Dodici storie, dodici malati, dodici famiglie: attraverso una scansione metodica, quasi i rintocchi di un orologio, Cavallari compie un viaggio realistico – letteralmente, perché costringe all’immersione in una realtà dura da masticare – eppure immaginifico, e come tale suggestivo. Nel duplice significato di occasione di meraviglia e di ispirazione. La meraviglia non è scontata, come sempre accade nei viaggi che attraversano il dolore: eppure ne è il sale costituente e proprio perché il discorso di questo dolore (curarlo nel senso di maneggiarlo, ma anche di ribaltarlo) sta in piedi grazie al concetto di relazione. Anche qui occorre non perdere pezzi: la relazione è compiuta se è biunivoca, se vale come associazione, come legame dinamico. E quindi la relazione diventa cura se e solo se le due polarità in campo, la persona da curare e la persona che cura, diventano due polarità definitivamente in gioco. Se chi porta la cura (quanto è sgradevole il termine «caregiver»!) viene a sua volta «curato» da chi era nelle condizioni di dover essere curato. Tale reciprocità, che mi piace leggere come «comunità» a due, è possibile soltanto in un luogo accogliente, intimo, confidenziale, caldo: qual è la casa. Per ragioni materiali (la praticità della dimestichezza) e per ragioni immateriali (la custodia di sentimenti che attingono a biografie individuali e familiari, ad esempio).

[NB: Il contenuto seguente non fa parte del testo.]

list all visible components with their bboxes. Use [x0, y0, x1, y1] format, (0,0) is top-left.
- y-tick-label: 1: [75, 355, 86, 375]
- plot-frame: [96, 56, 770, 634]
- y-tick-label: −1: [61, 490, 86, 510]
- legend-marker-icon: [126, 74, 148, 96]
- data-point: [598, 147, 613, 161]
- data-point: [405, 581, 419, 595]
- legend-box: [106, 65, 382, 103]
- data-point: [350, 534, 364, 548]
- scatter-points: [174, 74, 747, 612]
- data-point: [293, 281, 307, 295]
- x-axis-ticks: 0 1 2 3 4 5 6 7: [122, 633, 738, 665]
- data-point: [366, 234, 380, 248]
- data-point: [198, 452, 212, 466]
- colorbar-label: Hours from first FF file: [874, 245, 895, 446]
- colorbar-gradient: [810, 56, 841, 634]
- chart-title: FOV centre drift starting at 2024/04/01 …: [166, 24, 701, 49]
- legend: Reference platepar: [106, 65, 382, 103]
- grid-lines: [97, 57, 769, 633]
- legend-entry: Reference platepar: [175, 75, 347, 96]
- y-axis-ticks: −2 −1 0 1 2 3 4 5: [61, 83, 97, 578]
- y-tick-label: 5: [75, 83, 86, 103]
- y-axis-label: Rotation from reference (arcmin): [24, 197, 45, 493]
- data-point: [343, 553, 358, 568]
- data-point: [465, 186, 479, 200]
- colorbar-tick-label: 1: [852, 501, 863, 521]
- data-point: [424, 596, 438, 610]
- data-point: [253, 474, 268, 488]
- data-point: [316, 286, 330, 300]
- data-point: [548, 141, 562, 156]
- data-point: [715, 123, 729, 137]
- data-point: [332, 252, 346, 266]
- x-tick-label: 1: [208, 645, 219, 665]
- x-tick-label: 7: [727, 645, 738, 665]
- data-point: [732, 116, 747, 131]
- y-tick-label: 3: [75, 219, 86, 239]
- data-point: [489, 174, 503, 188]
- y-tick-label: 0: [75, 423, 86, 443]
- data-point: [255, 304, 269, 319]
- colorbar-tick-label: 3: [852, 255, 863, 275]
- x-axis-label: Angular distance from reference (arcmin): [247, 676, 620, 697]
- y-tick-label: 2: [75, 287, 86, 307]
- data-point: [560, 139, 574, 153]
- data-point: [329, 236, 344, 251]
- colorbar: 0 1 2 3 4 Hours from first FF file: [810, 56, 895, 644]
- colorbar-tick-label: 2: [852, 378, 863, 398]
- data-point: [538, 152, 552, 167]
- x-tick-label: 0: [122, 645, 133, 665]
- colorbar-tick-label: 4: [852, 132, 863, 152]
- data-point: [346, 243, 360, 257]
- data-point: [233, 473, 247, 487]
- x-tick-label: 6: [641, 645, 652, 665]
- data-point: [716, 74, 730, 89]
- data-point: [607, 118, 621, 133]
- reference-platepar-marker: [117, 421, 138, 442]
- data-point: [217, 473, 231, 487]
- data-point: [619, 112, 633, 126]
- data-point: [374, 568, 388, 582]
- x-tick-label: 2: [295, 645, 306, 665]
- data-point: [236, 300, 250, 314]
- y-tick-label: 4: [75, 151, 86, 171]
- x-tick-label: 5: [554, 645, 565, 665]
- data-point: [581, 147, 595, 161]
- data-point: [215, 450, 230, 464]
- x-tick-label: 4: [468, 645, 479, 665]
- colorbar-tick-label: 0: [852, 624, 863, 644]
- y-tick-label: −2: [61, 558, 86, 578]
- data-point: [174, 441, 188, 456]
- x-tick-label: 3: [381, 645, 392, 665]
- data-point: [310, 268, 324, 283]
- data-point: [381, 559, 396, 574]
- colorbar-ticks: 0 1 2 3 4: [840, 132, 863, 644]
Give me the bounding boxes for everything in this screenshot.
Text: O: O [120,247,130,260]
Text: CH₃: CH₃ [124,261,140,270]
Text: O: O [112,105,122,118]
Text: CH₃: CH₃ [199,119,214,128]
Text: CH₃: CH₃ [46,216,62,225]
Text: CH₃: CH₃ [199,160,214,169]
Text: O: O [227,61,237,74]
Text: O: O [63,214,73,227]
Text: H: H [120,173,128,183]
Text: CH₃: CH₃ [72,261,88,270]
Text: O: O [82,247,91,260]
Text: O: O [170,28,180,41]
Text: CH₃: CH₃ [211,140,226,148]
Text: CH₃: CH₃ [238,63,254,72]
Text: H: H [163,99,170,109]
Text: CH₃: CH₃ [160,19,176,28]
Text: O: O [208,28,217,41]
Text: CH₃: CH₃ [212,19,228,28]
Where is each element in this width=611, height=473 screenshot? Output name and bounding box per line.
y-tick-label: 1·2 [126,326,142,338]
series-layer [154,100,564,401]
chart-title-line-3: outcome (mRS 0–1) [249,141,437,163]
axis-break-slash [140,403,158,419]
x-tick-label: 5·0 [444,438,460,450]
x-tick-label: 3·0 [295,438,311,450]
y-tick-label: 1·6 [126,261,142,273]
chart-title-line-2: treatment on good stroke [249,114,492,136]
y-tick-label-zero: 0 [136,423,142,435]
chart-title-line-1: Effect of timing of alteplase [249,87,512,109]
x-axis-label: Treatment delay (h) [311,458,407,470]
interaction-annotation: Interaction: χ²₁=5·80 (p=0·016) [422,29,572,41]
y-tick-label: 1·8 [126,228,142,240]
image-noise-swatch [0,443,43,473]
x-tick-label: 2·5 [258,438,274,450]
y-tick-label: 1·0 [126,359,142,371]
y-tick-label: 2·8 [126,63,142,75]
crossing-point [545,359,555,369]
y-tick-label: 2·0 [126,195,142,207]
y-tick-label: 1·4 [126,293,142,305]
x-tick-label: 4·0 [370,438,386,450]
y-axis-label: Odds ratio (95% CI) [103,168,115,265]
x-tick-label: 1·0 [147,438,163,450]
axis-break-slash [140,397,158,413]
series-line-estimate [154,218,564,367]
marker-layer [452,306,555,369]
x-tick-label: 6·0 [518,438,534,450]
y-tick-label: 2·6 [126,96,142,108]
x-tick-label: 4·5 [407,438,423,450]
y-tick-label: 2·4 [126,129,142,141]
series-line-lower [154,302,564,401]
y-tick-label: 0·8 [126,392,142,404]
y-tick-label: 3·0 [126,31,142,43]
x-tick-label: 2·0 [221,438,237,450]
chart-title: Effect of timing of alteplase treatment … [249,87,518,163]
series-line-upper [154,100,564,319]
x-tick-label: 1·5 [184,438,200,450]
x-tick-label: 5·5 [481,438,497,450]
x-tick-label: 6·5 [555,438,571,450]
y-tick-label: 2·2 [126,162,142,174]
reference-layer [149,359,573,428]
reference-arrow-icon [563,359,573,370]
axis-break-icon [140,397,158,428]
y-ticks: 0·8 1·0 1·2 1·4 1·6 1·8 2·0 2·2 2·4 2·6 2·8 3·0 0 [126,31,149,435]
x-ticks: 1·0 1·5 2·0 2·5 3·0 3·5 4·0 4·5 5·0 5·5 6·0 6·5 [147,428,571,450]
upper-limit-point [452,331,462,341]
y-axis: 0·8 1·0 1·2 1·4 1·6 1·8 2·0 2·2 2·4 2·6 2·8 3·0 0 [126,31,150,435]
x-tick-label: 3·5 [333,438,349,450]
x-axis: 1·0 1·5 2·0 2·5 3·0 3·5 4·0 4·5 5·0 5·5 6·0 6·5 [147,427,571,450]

Se ora è più comprensibile la possibilità di meravigliarsi, cioè di nutrirsi di una meraviglia annidata addirittura tra le grinze dell’esistenza, è invece incomprensibile che la narrazione dell’assistenza domiciliare (anche) come amorevolmente raccontata da Cavallari non abbia costituito una fonte di ispirazione o una forma di influenza. Per i legislatori, anzitutto, che troppo spesso hanno scambiato la torre d’avorio delle aule parlamentari per la trincea della vita quotidiana. Ma, più che affliggerci per il passato, vogliamo intrigarci per il futuro: e noi sappiamo che quel futuro è ora.